Natural Language Processing (NLP) has made large strides in recent years, with Microsoft most recently setting a new speech recognition record. The Microsoft researchers reached a 5.1% word error rate for its conversational speech recognition system on the 2000 Switchboard evaluation set. What is significant about this error rate is that the accuracy of the program is now on par with professional human transcribers.

 

Last year, the same Microsoft research group reached an error rate of 5.9%. What was different this time around is the introduction of an additional model, a convolutional neural network combined with bidirectional long-short-term memory (CNN-BLSTM). The progression of convolutional neural networks to work with NLP has played a large role in these milestones being set. Additionally, the increase in GPU power and performance has played a role in the speed and effectiveness of training models.

 

Another important factor in this new lower error is that in this speech recognition system the researchers enabled the recognizer to use whole conversations. This is significant as it makes the machine learn to process much more like humans, who while in a conversation can predict which words or phrases might come next.

 

Microsoft points to their Speech Translator service as a direct result of the advances in NLP. This service can translate presentations in real time for multi-lingual audiences.

 

Microsoft’s Speech Translator Service.
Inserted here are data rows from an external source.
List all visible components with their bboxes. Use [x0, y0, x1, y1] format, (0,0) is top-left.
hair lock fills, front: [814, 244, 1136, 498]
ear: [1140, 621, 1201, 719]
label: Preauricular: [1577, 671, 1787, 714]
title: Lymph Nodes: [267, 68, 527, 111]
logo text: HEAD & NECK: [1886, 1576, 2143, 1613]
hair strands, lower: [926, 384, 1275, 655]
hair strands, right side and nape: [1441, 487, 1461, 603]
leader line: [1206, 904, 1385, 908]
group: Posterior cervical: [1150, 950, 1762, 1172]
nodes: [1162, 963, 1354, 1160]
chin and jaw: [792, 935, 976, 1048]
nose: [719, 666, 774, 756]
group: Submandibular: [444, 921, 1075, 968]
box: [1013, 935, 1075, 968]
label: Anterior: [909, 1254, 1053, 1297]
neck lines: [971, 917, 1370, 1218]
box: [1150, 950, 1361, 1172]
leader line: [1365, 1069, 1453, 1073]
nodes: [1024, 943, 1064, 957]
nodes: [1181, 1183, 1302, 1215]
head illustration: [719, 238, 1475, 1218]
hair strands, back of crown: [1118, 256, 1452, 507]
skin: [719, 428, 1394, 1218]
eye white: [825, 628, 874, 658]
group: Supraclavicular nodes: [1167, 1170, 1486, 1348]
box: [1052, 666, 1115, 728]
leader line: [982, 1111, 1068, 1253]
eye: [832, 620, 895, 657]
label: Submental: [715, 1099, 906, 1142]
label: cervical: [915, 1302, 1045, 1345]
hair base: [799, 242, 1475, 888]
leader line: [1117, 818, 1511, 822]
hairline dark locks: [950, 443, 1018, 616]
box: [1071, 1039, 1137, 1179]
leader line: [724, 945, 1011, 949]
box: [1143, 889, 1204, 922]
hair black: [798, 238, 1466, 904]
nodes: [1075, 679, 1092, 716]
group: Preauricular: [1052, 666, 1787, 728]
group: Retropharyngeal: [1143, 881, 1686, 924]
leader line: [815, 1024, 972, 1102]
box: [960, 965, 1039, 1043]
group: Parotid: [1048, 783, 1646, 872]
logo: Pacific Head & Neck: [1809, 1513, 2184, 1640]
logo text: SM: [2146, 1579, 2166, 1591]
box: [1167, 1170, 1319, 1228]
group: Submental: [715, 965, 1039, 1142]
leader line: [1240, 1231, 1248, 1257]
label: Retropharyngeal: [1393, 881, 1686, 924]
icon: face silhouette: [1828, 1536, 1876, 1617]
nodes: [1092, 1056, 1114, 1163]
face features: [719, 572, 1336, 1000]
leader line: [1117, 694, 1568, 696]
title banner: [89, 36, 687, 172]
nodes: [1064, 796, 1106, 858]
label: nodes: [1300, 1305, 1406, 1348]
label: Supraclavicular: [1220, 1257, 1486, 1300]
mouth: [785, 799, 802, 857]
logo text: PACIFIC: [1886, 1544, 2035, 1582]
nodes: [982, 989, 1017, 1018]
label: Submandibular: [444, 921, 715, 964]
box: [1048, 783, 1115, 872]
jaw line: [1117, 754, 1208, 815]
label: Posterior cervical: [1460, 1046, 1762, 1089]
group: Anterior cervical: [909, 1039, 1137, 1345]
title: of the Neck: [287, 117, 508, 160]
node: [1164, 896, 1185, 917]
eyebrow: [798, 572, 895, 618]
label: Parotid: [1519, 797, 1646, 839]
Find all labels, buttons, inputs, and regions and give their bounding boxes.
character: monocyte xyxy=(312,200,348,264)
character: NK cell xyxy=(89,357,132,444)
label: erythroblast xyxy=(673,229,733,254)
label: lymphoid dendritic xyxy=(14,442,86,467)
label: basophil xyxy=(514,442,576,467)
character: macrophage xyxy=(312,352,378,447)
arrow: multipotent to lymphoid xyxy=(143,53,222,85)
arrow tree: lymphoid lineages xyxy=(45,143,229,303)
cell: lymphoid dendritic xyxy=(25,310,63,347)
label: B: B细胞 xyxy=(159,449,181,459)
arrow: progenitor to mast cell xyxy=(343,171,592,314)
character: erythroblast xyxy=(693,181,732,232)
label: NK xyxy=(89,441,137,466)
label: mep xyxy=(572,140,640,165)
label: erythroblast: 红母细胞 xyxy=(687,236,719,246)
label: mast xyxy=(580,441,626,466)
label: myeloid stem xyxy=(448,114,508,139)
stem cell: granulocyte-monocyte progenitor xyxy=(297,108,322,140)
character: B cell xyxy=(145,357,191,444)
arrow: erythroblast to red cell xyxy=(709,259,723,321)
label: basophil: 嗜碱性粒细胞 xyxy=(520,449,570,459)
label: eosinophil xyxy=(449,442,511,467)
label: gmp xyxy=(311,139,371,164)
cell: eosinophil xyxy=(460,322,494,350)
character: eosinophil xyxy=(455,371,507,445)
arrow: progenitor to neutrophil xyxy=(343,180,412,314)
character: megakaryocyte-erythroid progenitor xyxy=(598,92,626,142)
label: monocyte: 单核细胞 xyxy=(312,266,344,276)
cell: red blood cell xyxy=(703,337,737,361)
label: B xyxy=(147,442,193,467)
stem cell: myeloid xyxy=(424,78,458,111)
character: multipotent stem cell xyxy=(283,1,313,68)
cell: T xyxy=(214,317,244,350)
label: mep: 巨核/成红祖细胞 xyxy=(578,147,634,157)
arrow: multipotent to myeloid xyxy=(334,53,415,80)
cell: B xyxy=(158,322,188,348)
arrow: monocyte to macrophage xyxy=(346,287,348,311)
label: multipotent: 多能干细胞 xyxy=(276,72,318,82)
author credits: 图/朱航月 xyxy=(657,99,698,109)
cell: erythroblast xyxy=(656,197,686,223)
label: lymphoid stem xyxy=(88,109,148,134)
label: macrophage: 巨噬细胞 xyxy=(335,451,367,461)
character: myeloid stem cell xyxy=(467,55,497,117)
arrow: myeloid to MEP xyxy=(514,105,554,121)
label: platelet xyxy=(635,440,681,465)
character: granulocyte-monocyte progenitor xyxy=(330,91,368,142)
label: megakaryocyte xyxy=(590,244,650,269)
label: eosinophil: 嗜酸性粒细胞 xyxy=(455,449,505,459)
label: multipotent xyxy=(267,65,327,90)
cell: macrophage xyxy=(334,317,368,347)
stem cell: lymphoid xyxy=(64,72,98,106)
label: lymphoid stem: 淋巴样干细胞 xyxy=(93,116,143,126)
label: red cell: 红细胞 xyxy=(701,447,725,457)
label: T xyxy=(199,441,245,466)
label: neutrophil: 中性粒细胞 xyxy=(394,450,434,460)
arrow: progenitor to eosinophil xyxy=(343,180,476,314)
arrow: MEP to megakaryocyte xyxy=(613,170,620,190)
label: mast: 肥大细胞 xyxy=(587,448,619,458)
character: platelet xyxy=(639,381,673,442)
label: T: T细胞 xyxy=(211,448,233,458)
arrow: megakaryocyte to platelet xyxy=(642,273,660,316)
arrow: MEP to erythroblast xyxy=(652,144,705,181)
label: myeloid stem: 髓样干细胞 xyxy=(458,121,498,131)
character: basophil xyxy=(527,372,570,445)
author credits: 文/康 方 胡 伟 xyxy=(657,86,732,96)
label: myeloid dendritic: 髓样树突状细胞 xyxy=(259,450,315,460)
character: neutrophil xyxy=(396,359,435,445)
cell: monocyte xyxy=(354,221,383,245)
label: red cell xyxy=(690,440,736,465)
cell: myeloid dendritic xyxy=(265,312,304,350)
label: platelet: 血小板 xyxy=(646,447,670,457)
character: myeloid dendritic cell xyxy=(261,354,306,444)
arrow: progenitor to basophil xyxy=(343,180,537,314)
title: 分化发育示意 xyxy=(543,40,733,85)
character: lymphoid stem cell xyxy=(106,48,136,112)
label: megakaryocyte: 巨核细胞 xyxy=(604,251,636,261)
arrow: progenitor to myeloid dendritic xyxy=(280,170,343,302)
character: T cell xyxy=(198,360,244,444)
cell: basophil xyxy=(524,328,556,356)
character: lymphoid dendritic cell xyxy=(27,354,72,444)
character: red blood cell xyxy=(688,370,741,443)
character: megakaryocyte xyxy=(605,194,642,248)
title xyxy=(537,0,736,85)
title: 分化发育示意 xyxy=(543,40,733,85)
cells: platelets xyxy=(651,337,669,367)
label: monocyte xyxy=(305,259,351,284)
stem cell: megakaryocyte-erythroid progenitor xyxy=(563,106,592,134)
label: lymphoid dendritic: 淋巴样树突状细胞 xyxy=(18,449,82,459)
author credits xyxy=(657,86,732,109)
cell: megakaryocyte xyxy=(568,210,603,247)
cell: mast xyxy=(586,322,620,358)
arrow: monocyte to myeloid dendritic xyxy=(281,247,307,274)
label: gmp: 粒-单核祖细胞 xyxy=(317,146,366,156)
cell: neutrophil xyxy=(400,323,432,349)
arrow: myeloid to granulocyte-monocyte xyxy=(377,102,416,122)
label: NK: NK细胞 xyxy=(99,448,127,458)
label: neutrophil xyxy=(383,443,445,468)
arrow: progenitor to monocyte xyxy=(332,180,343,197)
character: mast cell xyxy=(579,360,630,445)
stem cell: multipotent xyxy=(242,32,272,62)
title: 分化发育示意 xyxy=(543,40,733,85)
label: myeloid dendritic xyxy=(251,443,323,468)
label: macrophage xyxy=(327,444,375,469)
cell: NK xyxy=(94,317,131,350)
Source: Microsoft Research Blog

 

NLP has a long history, and one can say it formally began in 1950 with Alan Turing’s article, “Computing Machinery and Intelligence.” From this paper emerged the Turing test, where the assertion was that a computer would be intelligent when a human conversed with a computer without realizing it was a machine. Since then, there have been many attempts to improve machine translation and language processing. Most 90’s kids had a try with AOL Instant Messenger’s Chatbots. And today there are various chatbots and digital assistants that use NLP.

 

What’s great about this achievement is that these speech recognition abilities are used in actual Microsoft services like Cortana. NLP can be used in a wide range of applications, more than just the intelligent personal assistants we know today. NLP can be used to process unstructured text in medical records. Another key use is machine translation, which can improve access to information to people across language barriers. Moving forward, researchers will look to teach machines to understand intent and meaning in speech, which will open up a whole new frontier of uses and applications.